J'ai fini les trucs de la maison du "client difficile," afin qu'il puisse y vivre pour le week-end. J'étais en retard pour arriver à la Liturgie vespérale, alors à la place, j'ai décidé d'aller à Home Depot (*) pour avoir des trucs pour le week-end.
Comme je garais mon camion, j'ai vu parmi la douzaine ou plus de personnes charger leurs voitures avec des trucs, une jeune fille avec un bébé se frayer son chemin à travers les voitures garées. Je pensais qu'elle était seulement une autre cliente à la recherche de sa voiture.
Je me suis garé et suis sorti de mon camion et j'ai entendu une voix étouffée derrière moi: "Monsieur... Monsieur...".
Je me retourne et c'est une jeune fille.
Elle est mince, petite, mesure peut-être un mètre soixante, et semble avoir quinze ans, mais son visage a un aspect fatigué, un air battu qui révèle plus d'années que ça. Ses yeux sont bleu acier et brillants. Son rimmel maladroit a coulé. Son nez, les sourcils et sa lèvre supérieure sont percés et comme elle essuie ses yeux avec le dos de son poignet, je vois des tatouages sur sa main, son poignet et son bras.
Elle tient un bébé, probablement d'environ un an. Son nez est souillé de croûte de morve sèche. Sur ses bras il y a des "tatouages pour enfants", le genre que vous achetez au magasin où tout est à un dollar ou que l'on obtient avec 25 cents dans des distributeurs de chewing gums. Il aurait besoin d'un bain, mais il n'est pas assez sale pour paraître négligé. Elle le hisse sur sa hanche avec son bras gauche, tandis qu'elle essuie ses yeux avec sa main droite.

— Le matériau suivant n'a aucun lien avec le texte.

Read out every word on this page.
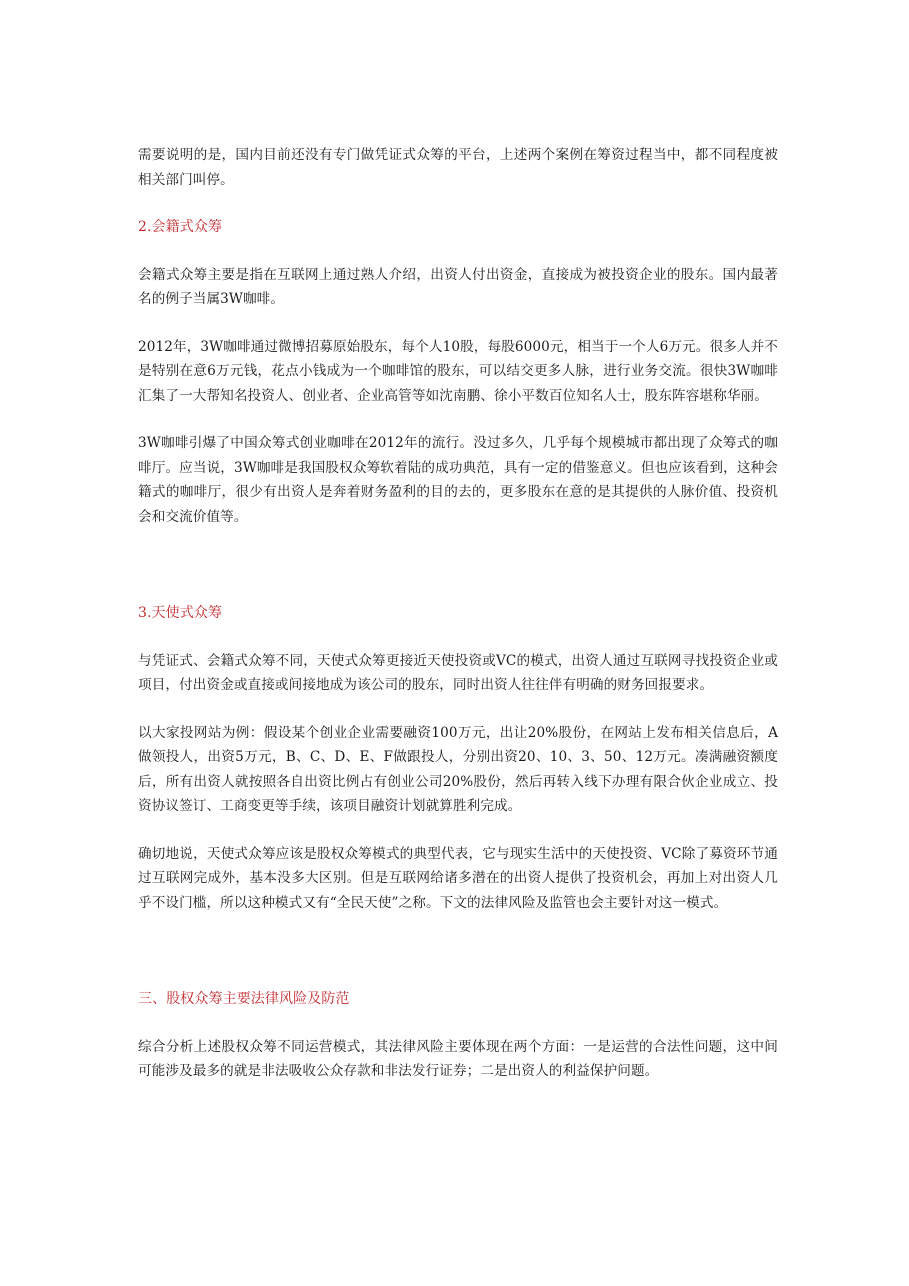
需要说明的是，国内目前还没有专门做凭证式众筹的平台，上述两个案例在筹资过程当中，都不同程度被相关部门叫停。

2.会籍式众筹

会籍式众筹主要是指在互联网上通过熟人介绍，出资人付出资金，直接成为被投资企业的股东。国内最著名的例子当属3W咖啡。

2012年，3W咖啡通过微博招募原始股东，每个人10股，每股6000元，相当于一个人6万元。很多人并不是特别在意6万元钱，花点小钱成为一个咖啡馆的股东，可以结交更多人脉，进行业务交流。很快3W咖啡汇集了一大帮知名投资人、创业者、企业高管等如沈南鹏、徐小平数百位知名人士，股东阵容堪称华丽。

3W咖啡引爆了中国众筹式创业咖啡在2012年的流行。没过多久，几乎每个规模城市都出现了众筹式的咖啡厅。应当说，3W咖啡是我国股权众筹软着陆的成功典范，具有一定的借鉴意义。但也应该看到，这种会籍式的咖啡厅，很少有出资人是奔着财务盈利的目的去的，更多股东在意的是其提供的人脉价值、投资机会和交流价值等。

3.天使式众筹

与凭证式、会籍式众筹不同，天使式众筹更接近天使投资或VC的模式，出资人通过互联网寻找投资企业或项目，付出资金或直接或间接地成为该公司的股东，同时出资人往往伴有明确的财务回报要求。

以大家投网站为例：假设某个创业企业需要融资100万元，出让20%股份，在网站上发布相关信息后，A做领投人，出资5万元，B、C、D、E、F做跟投人，分别出资20、10、3、50、12万元。凑满融资额度后，所有出资人就按照各自出资比例占有创业公司20%股份，然后再转入线下办理有限合伙企业成立、投资协议签订、工商变更等手续，该项目融资计划就算胜利完成。

确切地说，天使式众筹应该是股权众筹模式的典型代表，它与现实生活中的天使投资、VC除了募资环节通过互联网完成外，基本没多大区别。但是互联网给诸多潜在的出资人提供了投资机会，再加上对出资人几乎不设门槛，所以这种模式又有“全民天使”之称。下文的法律风险及监管也会主要针对这一模式。

三、股权众筹主要法律风险及防范

综合分析上述股权众筹不同运营模式，其法律风险主要体现在两个方面：一是运营的合法性问题，这中间可能涉及最多的就是非法吸收公众存款和非法发行证券；二是出资人的利益保护问题。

"Monsieur…" Elle s'étrangle. "S'il vous plaît..."
Je vais vers elle et met mon bras autour de son épaule. "C'est OK, mon petit. Quel est le problème?"
"Nous venons d'arriver de l'Ohio. Si je n'ai pas 38 dollars dans dix minutes ils vont mettre toutes mes affaires sur le trottoir."
"Qui est ce ils?"
"Le Motel Six là-bas..." Elle pointe son doigt à travers l'autoroute.
J'ai une courte conversation avec elle. Elle est seule, pas de petit ami, de mari ou de famille. Je me demande comment elle nourrit le bébé et elle dit qu'elle a des bons d'alimentation.
"Que feras-tu demain?"
"Je ne sais pas."
"Dis-moi ton nom."
"Cindy".
"Quel est ton numéro de chambre au motel afin que si je peux trouver quelqu'un pour t'aider, je puisse te trouver?"
Elle me regarde. Je vois un éclair de soupçon dans ses yeux. Puis elle dit, "238".
Je lui donne quarante dollars. Elle commence à pleurer.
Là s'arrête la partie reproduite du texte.